What Is Bullying
Bullying is unwanted, aggressive behavior among school aged children that involves a real or perceived power imbalance. The behavior is repeated, or has the potential to be repeated, over time. Both kids who are bullied and who bully others may have serious, lasting problems.
In order to be considered bullying, the behavior must be aggressive and include:
- An Imbalance of Power: Kids who bully use their power—such as physical strength, access to embarrassing information, or popularity—to control or harm others. Power imbalances can change over time and in different situations, even if they involve the same people.
- Repetition: Bullying behaviors happen more than once or have the potential to happen more than once.

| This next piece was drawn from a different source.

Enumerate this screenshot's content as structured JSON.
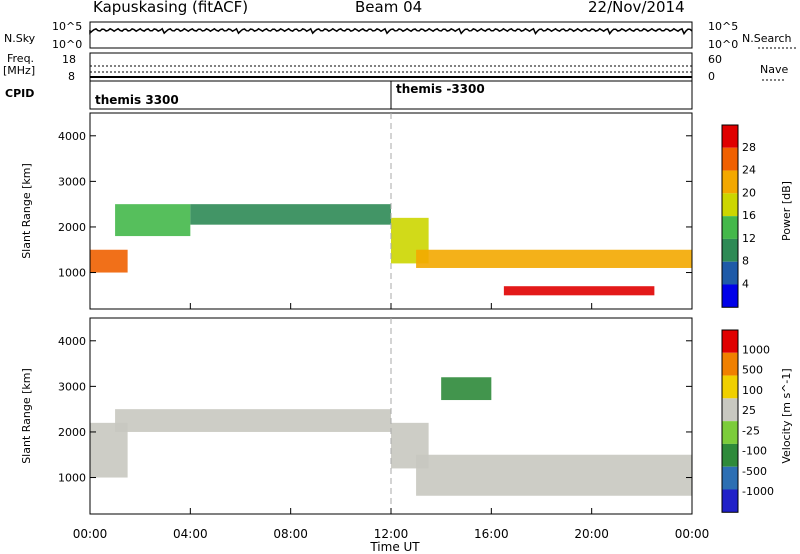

Bullying includes actions such as making threats, spreading rumors, attacking someone physically or verbally, and excluding someone from a group on purpose.
Who Is at Risk
No single factor puts a child at risk of being bullied or bullying others. Bullying can happen anywhere—cities, suburbs, or rural towns. Depending on the environment, some groups—such as lesbian, gay, bisexual, transgender or questioning (LGBTQ) youth, youth with disabilities, and socially isolated youth—may be at an increased risk of being bullied. Stigma can also spread false and harmful information that can lead to increasing rates of bullying, harassment, and hate crimes against certain groups of people.
Why Some Youth Bully
Children and teenagers who feel secure and supported by their family, school, and peers are less likely to bully. However, some youth do not have these types of support. Every individual is unique and there are many factors that can contribute to bullying behavior. A youth who bullies may experience one, several, or none of these contributing factors.